For Nataliya Mylovanova, getting an MBA was a professional challenge. Looking back on her time at the European School of Management and Technology (ESMT), the Ukrainian graduate reminisces on business school life, and how her MBA has helped her progress in her career.
"In the Ukraine, MBA programs are highly regarded," says Mylovanova. "Although probably not ubiquitously known because it was a comparatively new phenomenon until a few years ago."
Now many young Ukrainian professionals are eager to add an MBA degree to their carnets of diplomas and vast practical business knowledge and Mylovanova was one of them.
"Having received two degrees in my home country, I decided that an international MBA would be a good continuation of my education path," she says. "For me, getting an MBA was a professional challenge to further my career and to move it to new leadership levels."
Deciding to do an MBA degree is the first hurdle; choosing which business schools to apply to is the next. Mylovanova made a preliminary analysis of business schools and short-listed those which were of potential interest to her.
"I intended to make a career switch from the management role in the service industry to a management role in the manufacturing industry," she says. "In my opinion, the decision about which business school to choose, and how to choose it, is a very subjective process. In my case, there was a lot of media analysis, as well as personal contacts with the schools and peer opinions."
Mylovanova's final decision was to apply for the ESMT MBA program.
"When choosing an MBA program, I focused particularly on schools' curriculum content, faculty background, and career service support. ESMT's close connection with German companies and extensive mentorship programs were also important aspects in choice.
Next came funding.
"Financing an MBA is probably one of the most crucial issues to tackle when deciding on pursuing the degree and when choosing the school," says Mylovanova. "Scholarships are surely the best option, but they are an exception rather than the rule. Therefore, financing options, or school assistance in finding financing solutions, often becomes one of the school selection criteria.
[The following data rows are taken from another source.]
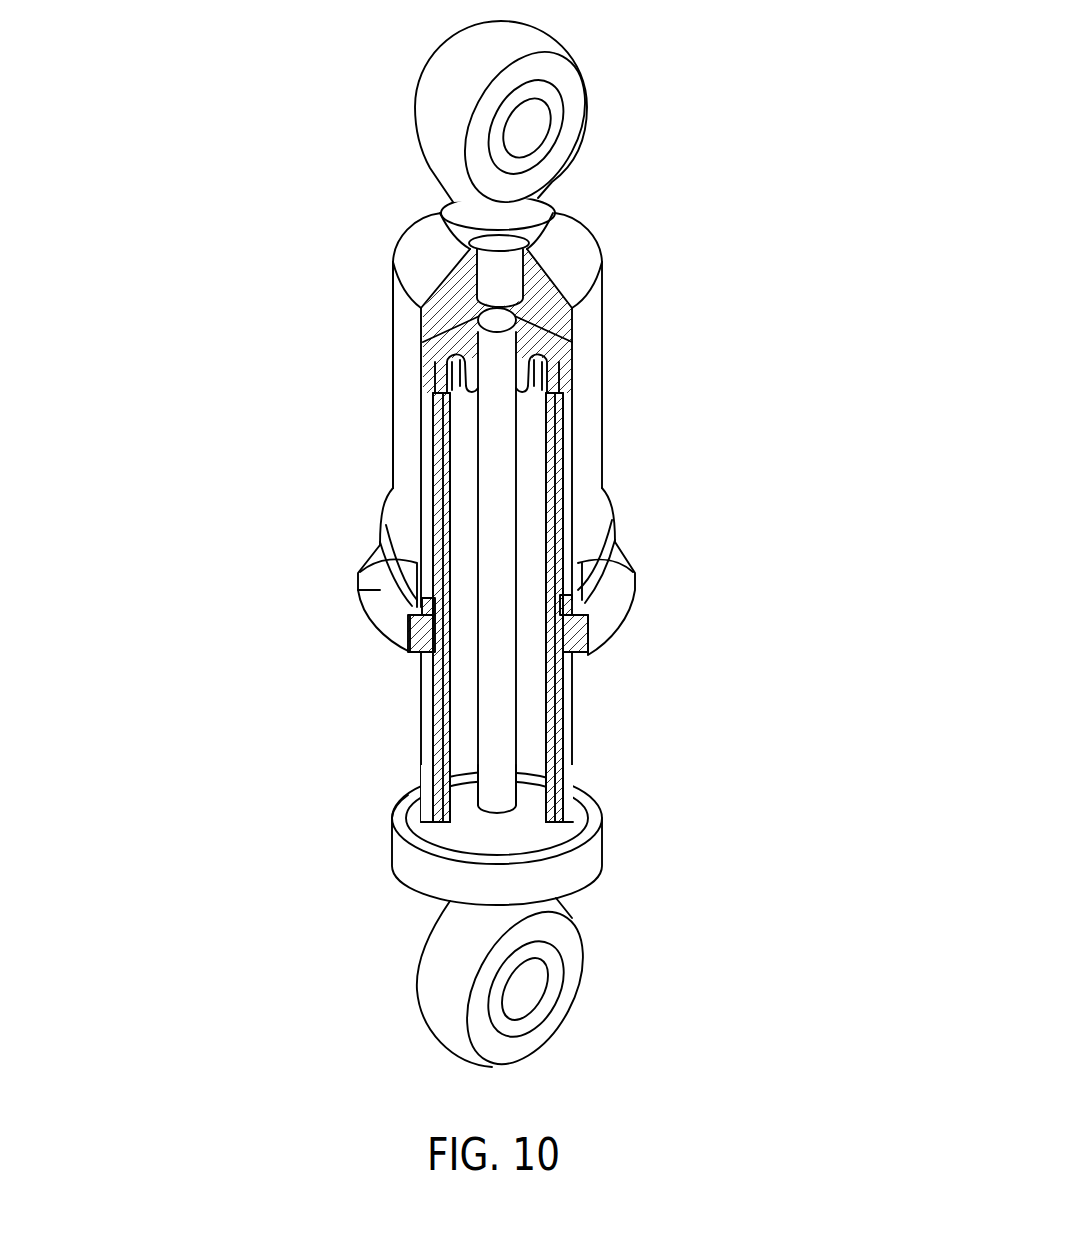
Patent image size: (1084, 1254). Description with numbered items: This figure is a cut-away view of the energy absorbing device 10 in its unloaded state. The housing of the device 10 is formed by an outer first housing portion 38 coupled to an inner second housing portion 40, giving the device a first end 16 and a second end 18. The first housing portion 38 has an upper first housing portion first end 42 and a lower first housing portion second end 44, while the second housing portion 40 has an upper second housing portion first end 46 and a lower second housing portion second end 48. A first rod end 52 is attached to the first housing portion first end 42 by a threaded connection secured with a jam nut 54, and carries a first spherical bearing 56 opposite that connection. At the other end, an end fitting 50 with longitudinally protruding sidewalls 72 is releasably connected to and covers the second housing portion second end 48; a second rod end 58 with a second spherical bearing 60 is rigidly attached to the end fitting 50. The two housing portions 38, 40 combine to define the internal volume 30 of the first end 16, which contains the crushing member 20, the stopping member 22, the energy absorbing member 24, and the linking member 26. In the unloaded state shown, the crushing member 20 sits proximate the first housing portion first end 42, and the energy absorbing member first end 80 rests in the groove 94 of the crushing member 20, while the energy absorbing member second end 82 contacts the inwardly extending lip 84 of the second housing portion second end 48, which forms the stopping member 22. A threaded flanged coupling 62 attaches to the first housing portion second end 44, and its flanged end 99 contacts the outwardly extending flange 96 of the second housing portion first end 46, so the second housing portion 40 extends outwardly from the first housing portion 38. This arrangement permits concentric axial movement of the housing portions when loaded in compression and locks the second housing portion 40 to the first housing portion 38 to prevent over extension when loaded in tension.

The energy absorbing device 10 is at (688, 63).
The first end 16 is at (311, 291).
The second end 18 is at (364, 987).
The crushing member 20 is at (452, 350).
The stopping member 22 is at (525, 830).
The energy absorbing member 24 is at (447, 442).
The linking member 26 is at (507, 485).
The internal volume 30 is at (463, 487).
The first housing portion 38 is at (604, 332).
The second housing portion 40 is at (572, 693).
The first housing portion first end 42 is at (612, 249).
The first housing portion second end 44 is at (626, 495).
The second housing portion first end 46 is at (382, 421).
The second housing portion second end 48 is at (610, 785).
The end fitting 50 is at (603, 836).
The first rod end 52 is at (588, 88).
The jam nut 54 is at (556, 212).
The first spherical bearing 56 is at (560, 133).
The second rod end 58 is at (582, 957).
The second spherical bearing 60 is at (548, 997).
The flanged coupling 62 is at (638, 583).
The sidewalls 72 is at (404, 794).
The energy absorbing member first end 80 is at (538, 378).
The energy absorbing member second end 82 is at (438, 833).
The lip 84 is at (553, 828).
The groove 94 is at (464, 371).
The flange 96 is at (432, 608).
The flanged end 99 is at (412, 643).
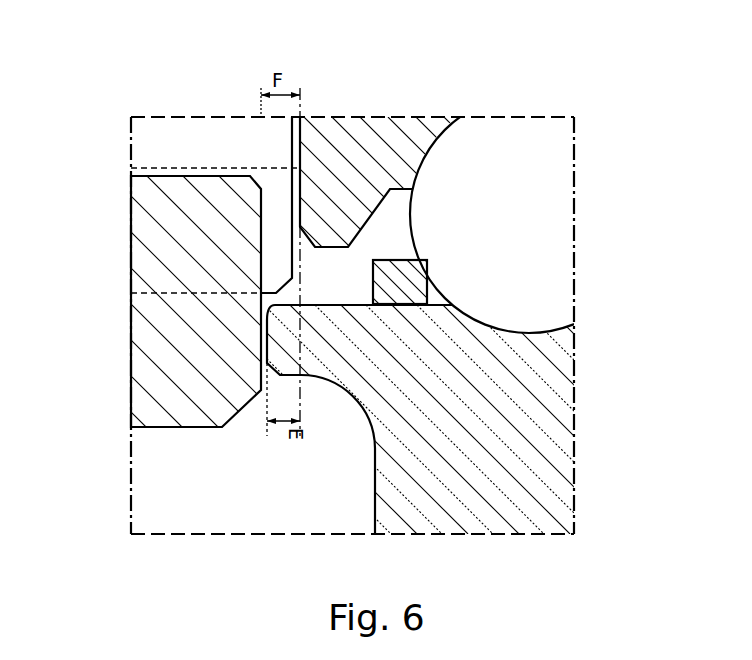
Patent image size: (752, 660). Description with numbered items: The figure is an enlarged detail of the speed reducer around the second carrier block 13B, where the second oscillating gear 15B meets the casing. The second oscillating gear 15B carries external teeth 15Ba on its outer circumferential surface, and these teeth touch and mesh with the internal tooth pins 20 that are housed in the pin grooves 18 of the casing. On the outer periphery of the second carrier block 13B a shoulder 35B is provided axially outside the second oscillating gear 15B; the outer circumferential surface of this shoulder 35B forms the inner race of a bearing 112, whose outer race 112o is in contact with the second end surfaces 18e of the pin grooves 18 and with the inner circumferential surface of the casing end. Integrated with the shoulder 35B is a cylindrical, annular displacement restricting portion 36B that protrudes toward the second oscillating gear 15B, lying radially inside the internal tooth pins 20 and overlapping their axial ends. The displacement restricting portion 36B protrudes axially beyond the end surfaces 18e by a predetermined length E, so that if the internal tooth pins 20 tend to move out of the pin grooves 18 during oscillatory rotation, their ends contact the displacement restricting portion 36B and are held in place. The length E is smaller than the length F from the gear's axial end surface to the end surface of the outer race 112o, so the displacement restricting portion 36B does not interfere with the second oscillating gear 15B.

The internal tooth pin 20 is at (197, 112).
The second oscillating gear 15B is at (160, 163).
The external teeth 15Ba is at (205, 170).
The pin groove 18 is at (172, 283).
The second end surface of pin groove 18e is at (305, 150).
The bearing 112 is at (585, 155).
The outer race 112o is at (410, 130).
The shoulder 35B is at (398, 372).
The displacement restricting portion 36B is at (277, 353).
The second carrier block 13B is at (580, 472).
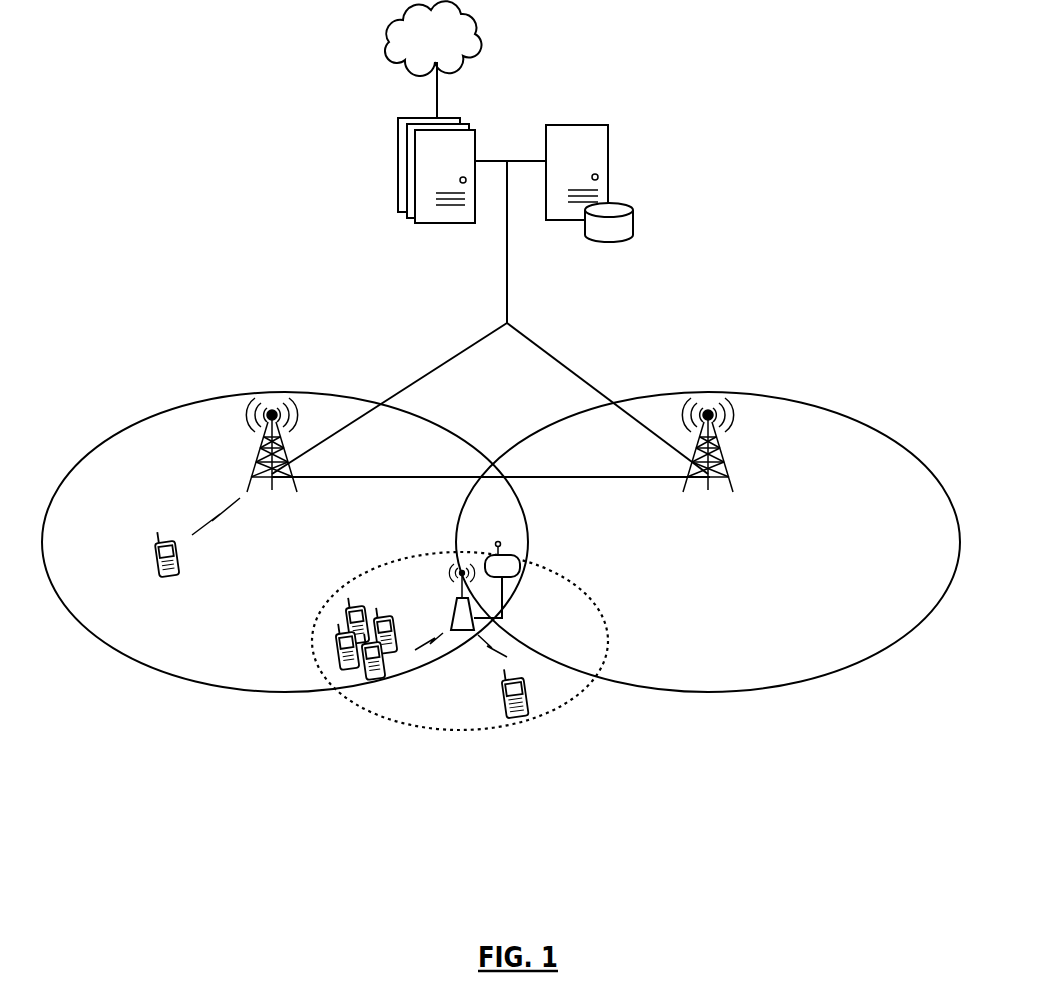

"In any case, I would advise all candidates to start looking for financing as early as possible in their MBA quest. Considering some loans or financial assistance in your home country can be a very viable option."
These days almost all business schools offer scholarships or fellowships and although many of these awards are merit-based, scholarships for minorities or applicants from developing countries are becoming quite common. Mylovanova says she would advise anyone to try their best for a scholarship, but to always have a backup plan for financing, such as a bank loan, company financing or international student associations' loans.
It was a few years ago that Mylovanova graduated from ESMT with her MBA degree, but she can still recall the best and worst things of business school life.
"The best things are the challenge, the knowledge and the fun," she says. "The worst are: not much sleep, especially if you choose a one-year full-time MBA, little free time as one has to manage having some good times with classmates even during tedious study hours, and the uncertainty about post-MBA life."
In fact, Mylovanova recommends studying for an MBA wholeheartedly.
"An MBA gives a solid truly broad managerial feeling and business view. In my case, it was a great training in leadership," she says. "An MBA is definitely a very intensive synthesis and training in all related leadership skills."
The business school network that Mylovanova built up during her time at ESMT has also proved invaluable. Professionally, her network has helped her with "business discussions and career opportunities, both for myself and for the purpose of recruiting new talents for my company. It's also provided a great social network and friendship," she says.
Mylovanova participated in the QS World MBA Tour in Kiev twice. She says she found it very useful for establishing direct contact with business schools and eventually for making her final choice on where to study. "In fact, I think that, eventually, personal communication with admission teams was one of the crucial criteria in the final days of making my decision."